"Over seven hills, which are as many points of observation whence the most magnificent panoramas may be enjoyed, the vast irregular and many-coloured mass of houses that constitute Lisbon is scattered. For the traveler who comes in from the sea, Lisbon, even from afar, rises like a fair vision in a dream, clear-cut against a bright blue sky which the sun gladdens with its gold. And the domes, the monuments, the old castles jut up above the mass of houses, like far-off heralds of this delightful seat, of this blessed region. The tourist’s wonder begins when the ship approaches the bar, and, after passing the Bugio lighthouse – that little guardian-tower at the mouth of the river built three centuries ago on the plan of Friar João Turriano –, the castled Torre de Belém appears, a magnificent specimen of sixteenth century military architecture, in the Romantic-Gothic-Moorish style.

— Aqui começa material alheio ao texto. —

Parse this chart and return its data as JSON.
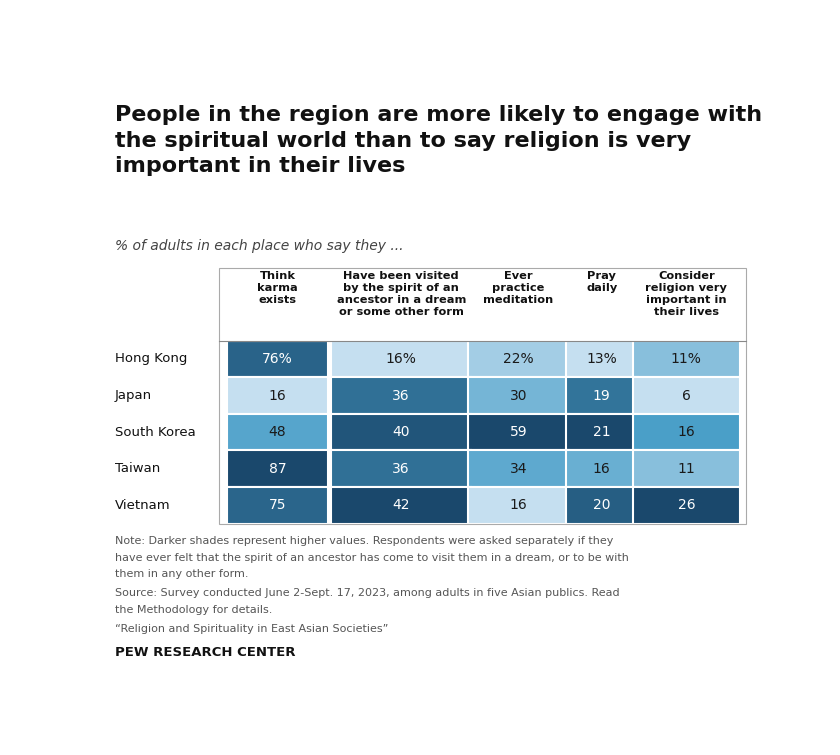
{
  "title": "People in the region are more likely to engage with\nthe spiritual world than to say religion is very\nimportant in their lives",
  "subtitle": "% of adults in each place who say they ...",
  "columns": [
    "Think\nkarma\nexists",
    "Have been visited\nby the spirit of an\nancestor in a dream\nor some other form",
    "Ever\npractice\nmeditation",
    "Pray\ndaily",
    "Consider\nreligion very\nimportant in\ntheir lives"
  ],
  "rows": [
    "Hong Kong",
    "Japan",
    "South Korea",
    "Taiwan",
    "Vietnam"
  ],
  "data": [
    [
      76,
      16,
      22,
      13,
      11
    ],
    [
      16,
      36,
      30,
      19,
      6
    ],
    [
      48,
      40,
      59,
      21,
      16
    ],
    [
      87,
      36,
      34,
      16,
      11
    ],
    [
      75,
      42,
      16,
      20,
      26
    ]
  ],
  "display_values": [
    [
      "76%",
      "16%",
      "22%",
      "13%",
      "11%"
    ],
    [
      "16",
      "36",
      "30",
      "19",
      "6"
    ],
    [
      "48",
      "40",
      "59",
      "21",
      "16"
    ],
    [
      "87",
      "36",
      "34",
      "16",
      "11"
    ],
    [
      "75",
      "42",
      "16",
      "20",
      "26"
    ]
  ],
  "col_max": [
    87,
    42,
    59,
    21,
    26
  ],
  "col_min": [
    16,
    16,
    16,
    13,
    6
  ],
  "note1": "Note: Darker shades represent higher values. Respondents were asked separately if they",
  "note2": "have ever felt that the spirit of an ancestor has come to visit them in a dream, or to be with",
  "note3": "them in any other form.",
  "source1": "Source: Survey conducted June 2-Sept. 17, 2023, among adults in five Asian publics. Read",
  "source2": "the Methodology for details.",
  "quote": "“Religion and Spirituality in East Asian Societies”",
  "footer": "PEW RESEARCH CENTER",
  "bg_color": "#ffffff"
}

As the ship moves forward the river grows narrower, soon to widen again, forming one of the largest natural harbours in the world with ample anchorage for the greatest of fleets. Then, on the left, the masses of houses cluster brightly over the hills. That is Lisbon."
Fernando Pessoa, Lisbon, what the tourist should see (1925; 2015)
Fernando Pessoa (1988-1935) é um dos grandes poetas da língua portuguesa. É também um dos vultos maiores das letras inglesas. Um nome incontornável da modernidade literária europeia à conquista doutros continentes. Em Lisboa viu a luz do dia. Em Durban, na África do Sul, fez a sua instrução primária e liceal. A Lisboa voltaria para passar o resto dos seus dias. Publicou em vida quatro obras, três em inglês e uma em português. A educação britânica bateu mais forte e marcou-o para sempre. Deixou um baú cheio de inéditos compostos nos dois idiomas e um ou outro em francês. O Alexander Search da juventude abre as portas da imaginação criativa a Bernardo Soares, Álvaro de Campos, Ricardo Reis e Alberto Caeiro da maturidade. Pseudónimos, semi-heterónimos, heterónimos e ortónimo unem esforços e a obra nasce, cresce e impõe-se.
O original do Lisbon, what the tourist should see foi achado no final dos anos 80 e terá sido datilografado por volta de 1925. Foi traduzido e dado à estampa em 1992, a que se seguiram outras (re)edições bilingues ou vertidas para italiano, espanhol, francês e alemão. Se a pátria do emissor interno do Livro do desassossego era a língua portuguesa, a pátria do redator do guia da cidade construída sobre sete colinas é mesmo Lisboa, a tal que o turista deve ver, pese embora o facto de a ter descrito em língua inglesa. O cicerone inicia o percurso a bordo dum navio que se prepara para entrar na barra do Tejo e que após a passagem pelo Bugio se deixa deslumbrar por todos os zimbórios, monumentos e castelos antigos que se destacam por sobre o molhe de casas e ruelas desse sítio encantado e dessa região bendita que os olhos podem enxergar e admirar.
As dialéticas de lembrança e esquecimento cruzaram-se a 16 de julho passado, mediram forças entre si e o primeiro elemento da dicotomia ganhou aos pontos ao segundo. Nesse recontro de amigos tive ocasião de referir algumas questões de equilíbrio equacionadas por José Saramago n'O ano da morte de Ricardo Reis. Os meus colegas de três décadas quiseram gravar a memória desse dia com a oferta da mais recente edição do roteiro de Fernando Pessoa, efetuada em 2015 com a chancela do Centro Atlântico. O mundo académico tem por vezes destas coisas. Viajei pelo seu interior em tempo de férias. A tradução de Pedro Coutim ajudou-me a seguir de mais perto a versão original e as ilustrações de Mário Linhares a recrearem os cenários descritos. Facultaram-me a visão duma cidade iluminada por um sol radioso num céu azul e refrescada pela doce brisa do rio.